Pj Harvey @ Ferrara sotto le stelle, 06/07/2011

Attitudine e Visual: una sistemazione del palco particolare: Polly, di bianco vestita, con le piume in testa e  spesso con il suo nuovo giocattolo tra le mani (l’autoharp), tutta da una parte. I suoi tre musicisti di supporto (e nemmeno gli ultimi arrivati per la verità: John Parish, Mick Harvey e Jean-Marc Butty) dall’altra. Poche parole tra un pezzo e l’altro, anzi, per la verità nemmeno un “Thank you” d’ordinanza se si eccettuano i ringraziamenti a fine concerto.

Setlist: una scaletta completamente imperniata sull’ultimo bellissimo “Let England shake”. La decisione fa sì che nell’ora e mezza di concerto tutti i brani del recente disco vengano eseguiti. Le vecchie canzoni, pescate qua e là un po’ da tutti i lavori precedenti (tranne “Dry” e i due con Parish), trovano poco spazio e subiscono un rimaneggiamento a livello di arrangiamenti che in alcuni casi ne esalta la qualità (Angelene, Big exit), in alcuni casi ne lascia inalterato il valore (Down by the water, C’mon Billy), in altri casi, seppure eseguiti bene non spiccano come dovrebbero (The sky lit up, The devil). Senza dimenticare un paio di piccole sorprese: Pocket knife da “Uh huh her” e The big guns called me back again, b-side del singolo di The word that maketh murder.

Setlist:
Let England shake / The words that maketh murder / C’mon Billy / Down by the water / The devil / The glorious land / The guns called me back again / The piano / England / The last living rose / All and everyone / Written on the forehead / In the dark places / The sky lit up / Angelene / Pocket knife / Bitter branches / On battleship hill / The colour of the heart / [encore]: Big exit / Silence

Momento migliore: come si diceva lo spettacolo è stato costruito per dare assoluta attenzione ai pezzi nuovi che dal vivo splendono davvero. Non è quindi un caso che a risaltare su tutti gli altri in particolare ci siano The last living rose,  In the dark places, la title-track e The word that maketh murder, quattro pezzi che già sul disco la facevano da padrone.

Pubblico: una carriera eterogenea come quella di Polly Jean non poteva che richiamare un pubblico tutt’altro che compatto.
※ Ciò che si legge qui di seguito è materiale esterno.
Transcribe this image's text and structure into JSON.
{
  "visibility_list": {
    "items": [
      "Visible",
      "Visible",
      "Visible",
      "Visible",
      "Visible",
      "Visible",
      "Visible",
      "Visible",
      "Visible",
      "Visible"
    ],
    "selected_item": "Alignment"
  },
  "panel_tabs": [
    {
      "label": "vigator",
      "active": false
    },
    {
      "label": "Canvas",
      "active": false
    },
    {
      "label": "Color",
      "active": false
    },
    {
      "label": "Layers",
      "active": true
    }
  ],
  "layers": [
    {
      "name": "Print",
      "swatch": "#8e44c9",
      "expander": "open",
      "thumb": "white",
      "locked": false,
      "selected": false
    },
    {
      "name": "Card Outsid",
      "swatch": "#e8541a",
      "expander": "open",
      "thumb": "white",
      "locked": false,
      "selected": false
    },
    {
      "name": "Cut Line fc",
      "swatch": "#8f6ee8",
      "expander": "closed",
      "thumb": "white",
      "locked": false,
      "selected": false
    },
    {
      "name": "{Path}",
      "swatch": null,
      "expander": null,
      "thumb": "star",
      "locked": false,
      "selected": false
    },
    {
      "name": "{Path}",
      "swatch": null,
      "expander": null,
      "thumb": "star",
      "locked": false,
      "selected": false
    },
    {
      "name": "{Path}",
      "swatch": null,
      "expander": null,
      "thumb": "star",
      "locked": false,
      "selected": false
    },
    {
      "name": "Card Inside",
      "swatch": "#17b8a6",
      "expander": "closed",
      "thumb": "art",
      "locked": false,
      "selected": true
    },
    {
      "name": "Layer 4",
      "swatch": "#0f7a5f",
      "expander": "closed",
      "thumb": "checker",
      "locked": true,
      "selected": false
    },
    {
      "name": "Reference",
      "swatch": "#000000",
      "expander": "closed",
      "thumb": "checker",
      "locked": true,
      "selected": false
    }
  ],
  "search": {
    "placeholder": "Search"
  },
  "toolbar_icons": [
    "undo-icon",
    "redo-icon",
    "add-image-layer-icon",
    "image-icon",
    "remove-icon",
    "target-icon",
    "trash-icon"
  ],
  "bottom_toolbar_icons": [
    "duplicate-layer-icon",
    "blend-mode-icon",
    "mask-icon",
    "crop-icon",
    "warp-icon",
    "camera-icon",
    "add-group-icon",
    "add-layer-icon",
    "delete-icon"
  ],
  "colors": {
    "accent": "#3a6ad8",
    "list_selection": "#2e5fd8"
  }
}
E, anche se mediamente di età molto più alta del previsto, Piazza Castello è stata presa d’assalto da Giacche, Barbe, qualche Spilletta e alcuni Sinapsi in incognito. Tutte ad applaudire compatti l’esibizione e a chiedere al gruppo di suonare ancora fino ad arrendersi solo nel momento in cui i tecnici hanno iniziato a smontare l’impianto luci.

Conclusione: La bellissima cornice offerta da Piazza Castello e la sempre ottima organizzazione del Ferrara Sotto Le Stelle hanno fatto la loro parte. Pj Harvey e i suoi degni compari l’altra. Una bella serata se non fosse che di una cosa si sono lamentati un po’ tutti: la scarsa durata dello spettacolo. Un’ora e mezza è poca cosa per riassumere tutta la carriera di Polly. Ma l’intento non era quello, l’obiettivo era rappresentare “Let England shake” e così è stato.